The American southwest of 1934 remained isolated territory, despite such modern devices as radios, telephones and automobiles. Geography is not what keeps the Maple clan imprisoned in discontentment, however, nor is it economic devastation—old Grandpa Maple possesses a fortune in savings as well as a family-run gas station-café in the Arizona desert near the tourist attraction of the play's title. To be sure, war-veteran son Jason wants to sell the property and start a business in Los Angeles, and granddaughter Gabrielle dreams of joining her expatriate mother in Europe, but it takes the intervention of not one, but two, strangers—a down-on-his-luck author and a marauding bank robber on the run—to propel them to their goals.
Even to audiences in its own time, The Petrified Forest had a curiously 19th-century ambience, with its romantic archetypes and lyrical language, rendered downright operatic under Kathy Scambiatterra's direction for this Artistic Home production.
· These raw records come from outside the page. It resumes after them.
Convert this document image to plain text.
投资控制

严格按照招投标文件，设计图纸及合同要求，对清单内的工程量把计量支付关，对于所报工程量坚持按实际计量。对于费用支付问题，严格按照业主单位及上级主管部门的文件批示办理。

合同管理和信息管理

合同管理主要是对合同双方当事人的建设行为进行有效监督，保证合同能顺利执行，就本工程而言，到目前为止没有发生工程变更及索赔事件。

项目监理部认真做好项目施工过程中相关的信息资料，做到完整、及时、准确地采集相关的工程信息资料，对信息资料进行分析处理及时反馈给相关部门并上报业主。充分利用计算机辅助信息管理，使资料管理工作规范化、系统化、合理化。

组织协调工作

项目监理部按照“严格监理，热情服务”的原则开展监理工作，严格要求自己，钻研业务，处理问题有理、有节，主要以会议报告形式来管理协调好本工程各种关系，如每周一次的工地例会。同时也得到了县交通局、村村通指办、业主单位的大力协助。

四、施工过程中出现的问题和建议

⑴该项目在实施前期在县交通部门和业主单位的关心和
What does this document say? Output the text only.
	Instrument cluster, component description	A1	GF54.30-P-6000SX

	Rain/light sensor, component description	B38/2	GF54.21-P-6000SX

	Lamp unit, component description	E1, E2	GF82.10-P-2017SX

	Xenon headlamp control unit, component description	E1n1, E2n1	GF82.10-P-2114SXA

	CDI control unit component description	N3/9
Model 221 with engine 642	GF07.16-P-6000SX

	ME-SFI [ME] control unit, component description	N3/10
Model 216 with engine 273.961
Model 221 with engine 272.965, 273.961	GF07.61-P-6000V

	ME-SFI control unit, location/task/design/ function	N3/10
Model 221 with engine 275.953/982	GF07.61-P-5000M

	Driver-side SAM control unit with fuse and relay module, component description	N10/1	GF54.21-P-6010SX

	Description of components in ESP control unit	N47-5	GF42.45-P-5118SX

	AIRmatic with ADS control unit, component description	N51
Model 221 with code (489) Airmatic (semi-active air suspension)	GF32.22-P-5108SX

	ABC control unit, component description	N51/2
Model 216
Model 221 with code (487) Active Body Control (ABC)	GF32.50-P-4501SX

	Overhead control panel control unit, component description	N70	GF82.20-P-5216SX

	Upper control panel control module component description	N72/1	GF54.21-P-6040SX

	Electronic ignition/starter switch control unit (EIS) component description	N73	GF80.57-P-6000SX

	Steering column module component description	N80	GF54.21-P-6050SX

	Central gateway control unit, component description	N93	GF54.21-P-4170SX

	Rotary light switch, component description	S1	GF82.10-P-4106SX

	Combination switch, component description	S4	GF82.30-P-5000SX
But though some of the actors seem still unsure of their characters—Peter Fitzsimmons' lustful ex-jock comes off more puppyish than threatening, and Leticia Ramirez' cook is unnecessarily shrill at times—the principals, led by John Mossman as the courtly philosopher-hero and Mike Carroll as the likewise chivalrous villain, transcend their text's intellectual formalism with a verbal expertise generating suspense to bring us to an emotionally satisfying climax.